Di Kabupaten Manggarai, Ngada, Ende, dan Flores Timur (Flores), Kabupaten  Timor Tengah Selatan (TTS – pulau Timor), juga di beberapa tempat di Sumba, ada sungai yang mengalir sepanjang tahun. Hingga di kawasan ini juga ada sawah yang berpengairan teknis. NTT adalah provinsi yang terdiri dari tiga pulau besar, yakni Timor Barat, Flores, dan Sumba. Selain itu masih ada pulau yang lebih kecil yakni Alor, Pantar, Lembata, Adonara, Solor, Rote, Semau, Sabu, Rinca, dan Komodo. Pulau-pulau kecil lain berjumlah ratusan, dan tersebar di sepanjang Komodo, Flores, sampai Alor. Pulau-pulau di NTT semuanya terdiri dari pegunungan serta gunung api aktiv, yang langsung muncul dari laut.

# # #

Pola pertanian dengan menebas lahan, bukan berarti warga NTT adalah peladang liar (perambah hutan). Sebab lahan yang mereka garap adalah lahan sendiri (tanah adat), yang sudah mereka olah secara turun-temurun. Setelah jagung dan padi ladang dipanen, lahan tersebut akan mereka hijaukan lagi dengan berbagai tanaman agar kembali menjadi subur, sebelum ditebas lagi lima atau 10 tahun kemudian. Biasanya mereka menghijaukan lahan dengan lamtoro, gamal, kaliandra, serta tanaman keras lainnya. Kalau lahan itu dihijaukan dengan kemiri, mete, atau kakao, maka selanjutnya akan dijadikan kebun tanaman keras, yang tidak akan ditebas lagi menjadi ladang.

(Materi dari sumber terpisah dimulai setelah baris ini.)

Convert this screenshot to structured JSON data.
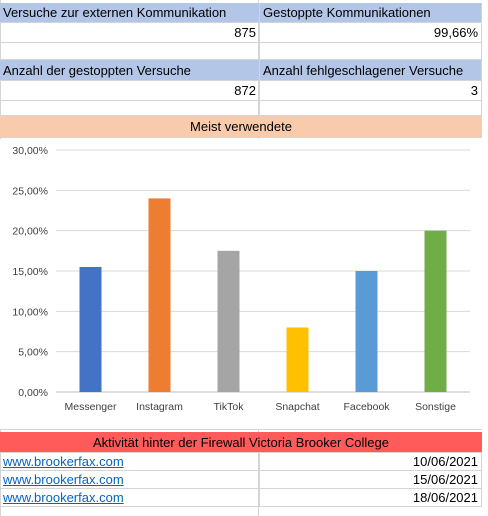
{
  "kpi1": {
    "label_a": "Versuche zur externen Kommunikation",
    "label_b": "Gestoppte Kommunikationen",
    "value_a": "875",
    "value_b": "99,66%"
  },
  "kpi2": {
    "label_a": "Anzahl der gestoppten Versuche",
    "label_b": "Anzahl fehlgeschlagener Versuche",
    "value_a": "872",
    "value_b": "3"
  },
  "chart_header": "Meist verwendete",
  "colors": {
    "header_blue": "#b4c6e7",
    "header_orange": "#f8cbad",
    "header_red": "#ff5b5b",
    "link": "#0563c1"
  },
  "chart_data": {
    "type": "bar",
    "title": "",
    "categories": [
      "Messenger",
      "Instagram",
      "TikTok",
      "Snapchat",
      "Facebook",
      "Sonstige"
    ],
    "values": [
      15.5,
      24.0,
      17.5,
      8.0,
      15.0,
      20.0
    ],
    "bar_colors": [
      "#4472c4",
      "#ed7d31",
      "#a5a5a5",
      "#ffc000",
      "#5b9bd5",
      "#70ad47"
    ],
    "ylim": [
      0,
      30
    ],
    "yticks": [
      "0,00%",
      "5,00%",
      "10,00%",
      "15,00%",
      "20,00%",
      "25,00%",
      "30,00%"
    ],
    "grid": true,
    "legend": "none"
  },
  "firewall": {
    "title": "Aktivität hinter der Firewall Victoria Brooker College",
    "rows": [
      {
        "url": "www.brookerfax.com",
        "date": "10/06/2021"
      },
      {
        "url": "www.brookerfax.com",
        "date": "15/06/2021"
      },
      {
        "url": "www.brookerfax.com",
        "date": "18/06/2021"
      }
    ]
  }
}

Hasil panen jagung disimpan oleh para petani di ladang, maupun dalam lumbung di dekat rumah. Cara menyimpan jagung di NTT sangat unik. Tongkol jagung dibiarkan tetap berkelobot (berkulit). Sebagian kelobotnya diangkat untuk diikatkan pada sebuah tonggak (tiang), hingga tongkol jagung itu akan membentuk untaian meninggi atau gunungan yang cukup besar. Gunungan jagung ini dibiarkan berada di tempat terbuka di ladang. Petani baru akan mengambil jagung untuk dibawa pulang secukupnya guna dikonsumsi. Meskipun ditaruh di tempat terbuka, jagung ini tidak akan rusak atau menurun kualitasnya, karema tetap berada dalam kelobot. Jagung akan mudah rusak kalau sudah dikupas dan dipipil.

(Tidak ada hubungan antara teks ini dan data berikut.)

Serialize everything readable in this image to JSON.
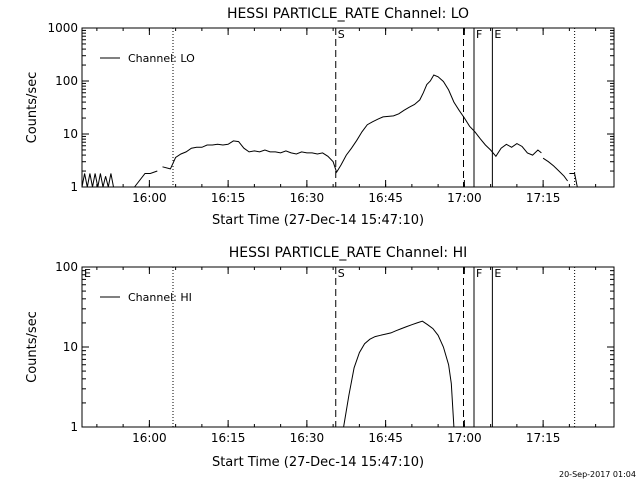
{
  "footer_date": "20-Sep-2017 01:04",
  "chart_data": [
    {
      "type": "line",
      "title": "HESSI PARTICLE_RATE Channel: LO",
      "xlabel": "Start Time (27-Dec-14 15:47:10)",
      "ylabel": "Counts/sec",
      "scale_y": "log",
      "xlim": [
        "15:47:10",
        "17:28:30"
      ],
      "ylim": [
        1,
        1000
      ],
      "x_ticks": [
        "16:00",
        "16:15",
        "16:30",
        "16:45",
        "17:00",
        "17:15"
      ],
      "y_ticks": [
        "1",
        "10",
        "100",
        "1000"
      ],
      "legend": {
        "position": "top-left",
        "label": "Channel: LO"
      },
      "markers": [
        {
          "time": "16:04:30",
          "style": "dotted",
          "label": ""
        },
        {
          "time": "16:35:30",
          "style": "dashed",
          "label": "S"
        },
        {
          "time": "16:59:50",
          "style": "dashed",
          "label": ""
        },
        {
          "time": "17:01:50",
          "style": "solid",
          "label": "F"
        },
        {
          "time": "17:05:20",
          "style": "solid",
          "label": "E"
        },
        {
          "time": "17:21:00",
          "style": "dotted",
          "label": ""
        }
      ],
      "series": [
        {
          "name": "Channel: LO",
          "segments": [
            {
              "t": [
                "15:47:10",
                "15:47:40",
                "15:48:10",
                "15:48:40",
                "15:49:10",
                "15:49:40",
                "15:50:10",
                "15:50:40",
                "15:51:10",
                "15:51:40",
                "15:52:10",
                "15:52:40",
                "15:53:10"
              ],
              "y": [
                1,
                1.8,
                1,
                1.8,
                1,
                1.8,
                1,
                1.8,
                1,
                1.6,
                1,
                1.8,
                1
              ]
            },
            {
              "t": [
                "15:57:10",
                "15:59:10",
                "16:00:10",
                "16:01:30"
              ],
              "y": [
                1,
                1.8,
                1.8,
                2.0
              ]
            },
            {
              "t": [
                "16:02:30",
                "16:04:00",
                "16:05:00",
                "16:06:00",
                "16:07:00",
                "16:08:00",
                "16:09:00",
                "16:10:00",
                "16:11:00",
                "16:12:00",
                "16:13:00",
                "16:14:00",
                "16:15:00",
                "16:16:00",
                "16:17:00",
                "16:18:00",
                "16:19:00",
                "16:20:00",
                "16:21:00",
                "16:22:00",
                "16:23:00",
                "16:24:00",
                "16:25:00",
                "16:26:00",
                "16:27:00",
                "16:28:00",
                "16:29:00",
                "16:30:00",
                "16:31:00",
                "16:32:00",
                "16:33:00",
                "16:34:00",
                "16:35:00",
                "16:35:40",
                "16:36:30",
                "16:37:30",
                "16:38:30",
                "16:39:30",
                "16:40:30",
                "16:41:30",
                "16:42:30",
                "16:43:30",
                "16:44:30",
                "16:45:30",
                "16:46:30",
                "16:47:30",
                "16:48:30",
                "16:49:30",
                "16:50:30",
                "16:51:30",
                "16:52:10",
                "16:52:50",
                "16:53:30",
                "16:54:10",
                "16:55:00",
                "16:56:00",
                "16:57:00",
                "16:58:00",
                "16:59:00",
                "17:00:00",
                "17:01:00",
                "17:02:00",
                "17:03:00",
                "17:04:00",
                "17:05:00",
                "17:06:00",
                "17:07:00",
                "17:08:00",
                "17:09:00",
                "17:10:00",
                "17:11:00",
                "17:12:00",
                "17:13:00",
                "17:14:00",
                "17:14:40"
              ],
              "y": [
                2.4,
                2.2,
                3.6,
                4.2,
                4.6,
                5.4,
                5.6,
                5.6,
                6.2,
                6.2,
                6.4,
                6.2,
                6.4,
                7.4,
                7.2,
                5.4,
                4.6,
                4.8,
                4.6,
                5.0,
                4.6,
                4.6,
                4.4,
                4.8,
                4.4,
                4.2,
                4.6,
                4.4,
                4.4,
                4.2,
                4.4,
                3.8,
                3.0,
                1.9,
                2.6,
                4.0,
                5.4,
                7.6,
                11,
                15,
                17,
                19,
                21,
                21.5,
                22,
                24,
                28,
                32,
                36,
                44,
                60,
                86,
                100,
                130,
                120,
                98,
                68,
                40,
                28,
                20,
                14,
                11,
                8.2,
                6.2,
                5.0,
                3.8,
                5.4,
                6.4,
                5.6,
                6.6,
                5.8,
                4.4,
                4.0,
                5.0,
                4.4
              ]
            },
            {
              "t": [
                "17:15:00",
                "17:16:00",
                "17:17:00",
                "17:18:00",
                "17:19:00",
                "17:19:40"
              ],
              "y": [
                3.5,
                3.0,
                2.5,
                2.0,
                1.6,
                1.3
              ]
            },
            {
              "t": [
                "17:20:00",
                "17:21:00",
                "17:21:30"
              ],
              "y": [
                1.8,
                1.8,
                1
              ]
            }
          ]
        }
      ]
    },
    {
      "type": "line",
      "title": "HESSI PARTICLE_RATE Channel: HI",
      "xlabel": "Start Time (27-Dec-14 15:47:10)",
      "ylabel": "Counts/sec",
      "scale_y": "log",
      "xlim": [
        "15:47:10",
        "17:28:30"
      ],
      "ylim": [
        1,
        100
      ],
      "x_ticks": [
        "16:00",
        "16:15",
        "16:30",
        "16:45",
        "17:00",
        "17:15"
      ],
      "y_ticks": [
        "1",
        "10",
        "100"
      ],
      "legend": {
        "position": "top-left",
        "label": "Channel: HI"
      },
      "markers": [
        {
          "time": "15:47:10",
          "style": "none",
          "label": "E"
        },
        {
          "time": "16:04:30",
          "style": "dotted",
          "label": ""
        },
        {
          "time": "16:35:30",
          "style": "dashed",
          "label": "S"
        },
        {
          "time": "16:59:50",
          "style": "dashed",
          "label": ""
        },
        {
          "time": "17:01:50",
          "style": "solid",
          "label": "F"
        },
        {
          "time": "17:05:20",
          "style": "solid",
          "label": "E"
        },
        {
          "time": "17:21:00",
          "style": "dotted",
          "label": ""
        }
      ],
      "series": [
        {
          "name": "Channel: HI",
          "segments": [
            {
              "t": [
                "16:37:00",
                "16:38:00",
                "16:39:00",
                "16:40:00",
                "16:41:00",
                "16:42:00",
                "16:43:00",
                "16:44:00",
                "16:45:00",
                "16:46:00",
                "16:47:00",
                "16:48:00",
                "16:49:00",
                "16:50:00",
                "16:51:00",
                "16:52:00",
                "16:53:00",
                "16:54:00",
                "16:55:00",
                "16:56:00",
                "16:57:00",
                "16:57:30",
                "16:58:00"
              ],
              "y": [
                1,
                2.5,
                5.5,
                8.5,
                11,
                12.5,
                13.5,
                14,
                14.5,
                15,
                16,
                17,
                18,
                19,
                20,
                21,
                19,
                17,
                14,
                10,
                6,
                3.5,
                1
              ]
            }
          ]
        }
      ]
    }
  ]
}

Jagung yang disimpan dalam lumbung di dekat rumah, juga diikat, kemudian ditumpuk dalam ruang lumbung. Lumbung jagung dan padi, umumnya berupa bangunan kecil berbentuk panggung, beratap ilalang, dan berdinding bambu. Tongkol jagung ini tahan disimpan lebih dari satu tahun, dan sebagian akan digunakan sebagai benih pada penanaman berikutnya. Kalau tongkol jagung masih terlalu basah, maka akan dilakukan pengasapan.  Hingga selain karena udara panas, tongkol tersebut juga akan terawetkan oleh asap. Tongkol jagung yang juga diasapi, akan tahan disimpan lebih dari satu tahun.

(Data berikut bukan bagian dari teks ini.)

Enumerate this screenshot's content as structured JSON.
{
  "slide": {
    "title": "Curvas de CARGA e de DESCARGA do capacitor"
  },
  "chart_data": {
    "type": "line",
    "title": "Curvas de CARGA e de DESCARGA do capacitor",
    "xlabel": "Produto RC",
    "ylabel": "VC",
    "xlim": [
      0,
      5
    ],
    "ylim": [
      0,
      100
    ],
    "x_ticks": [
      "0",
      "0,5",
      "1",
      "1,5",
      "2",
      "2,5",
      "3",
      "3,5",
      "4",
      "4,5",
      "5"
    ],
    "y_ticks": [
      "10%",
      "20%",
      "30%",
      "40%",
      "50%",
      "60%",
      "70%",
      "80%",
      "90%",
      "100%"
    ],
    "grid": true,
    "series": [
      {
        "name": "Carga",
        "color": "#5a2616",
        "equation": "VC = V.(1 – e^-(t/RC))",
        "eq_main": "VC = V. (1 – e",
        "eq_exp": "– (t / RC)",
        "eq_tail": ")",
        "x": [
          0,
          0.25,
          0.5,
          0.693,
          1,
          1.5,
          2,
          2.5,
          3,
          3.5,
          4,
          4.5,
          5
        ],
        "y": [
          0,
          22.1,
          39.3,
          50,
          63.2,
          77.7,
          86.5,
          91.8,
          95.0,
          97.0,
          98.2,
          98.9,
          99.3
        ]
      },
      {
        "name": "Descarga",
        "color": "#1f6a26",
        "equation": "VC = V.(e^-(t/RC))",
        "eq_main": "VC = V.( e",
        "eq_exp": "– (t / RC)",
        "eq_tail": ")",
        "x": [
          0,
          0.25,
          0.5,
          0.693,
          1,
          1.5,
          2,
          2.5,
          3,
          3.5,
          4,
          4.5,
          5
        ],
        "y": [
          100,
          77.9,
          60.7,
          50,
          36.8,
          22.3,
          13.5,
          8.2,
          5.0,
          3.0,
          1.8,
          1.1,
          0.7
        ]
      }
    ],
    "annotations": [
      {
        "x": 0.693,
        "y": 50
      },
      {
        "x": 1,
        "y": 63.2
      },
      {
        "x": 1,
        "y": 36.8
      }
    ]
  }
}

Jagung di NTT dikonsumsi dengan ditumbuk kasar menjadi sebesar butiran beras, atau ditepungkan. Beras dan tepung jagung ini akan dimasak seperti halnya memasak nasi beras. Baik dimasak secara tunggal, maupun dengan dicampurkan pada beras. Namun kadang-kadang tepung jagung ini juga akan dibuat bubur atau kue. Sekarang mulai dibudidayakan pula jagung kuning, untuk dikonsumsi manusia, meskipun masyarakat NTT tetap akan lebih memilih jagung putih dibanding jagung kuning pakan ternak. Selain digunakan sebagai makanan pokok, jagung putih NTT juga diproduksi sebagai snack berupa berondong dan terutama emping.

# # #

Emping jagung di NTT, terutama di Flores, sangat populer sebagai snack yang disebut jagung titi. Titi artinya pukul. Sebab proses pembuatan jagung titi dengan cara dipukul, seperti halnya pembuatan emping melinjo. Mula-mula tongkol jagung dikupas kelobotnya, kemudian dipipil. Butir jagung pipilan ini disangrai (digoreng tanpa minyak), dalam wajan gerabah. Dalam keadaan panas, butiran jagung diangkat, ditaruh di atas batu dan ditumbuk satu-satu dengan palu sampai pipih. Beda dengan emping melinjo yang harus ditumbuk berulangkali, jagung titi cukup ditumbuk sekali dan akan langsung menjadi pipih.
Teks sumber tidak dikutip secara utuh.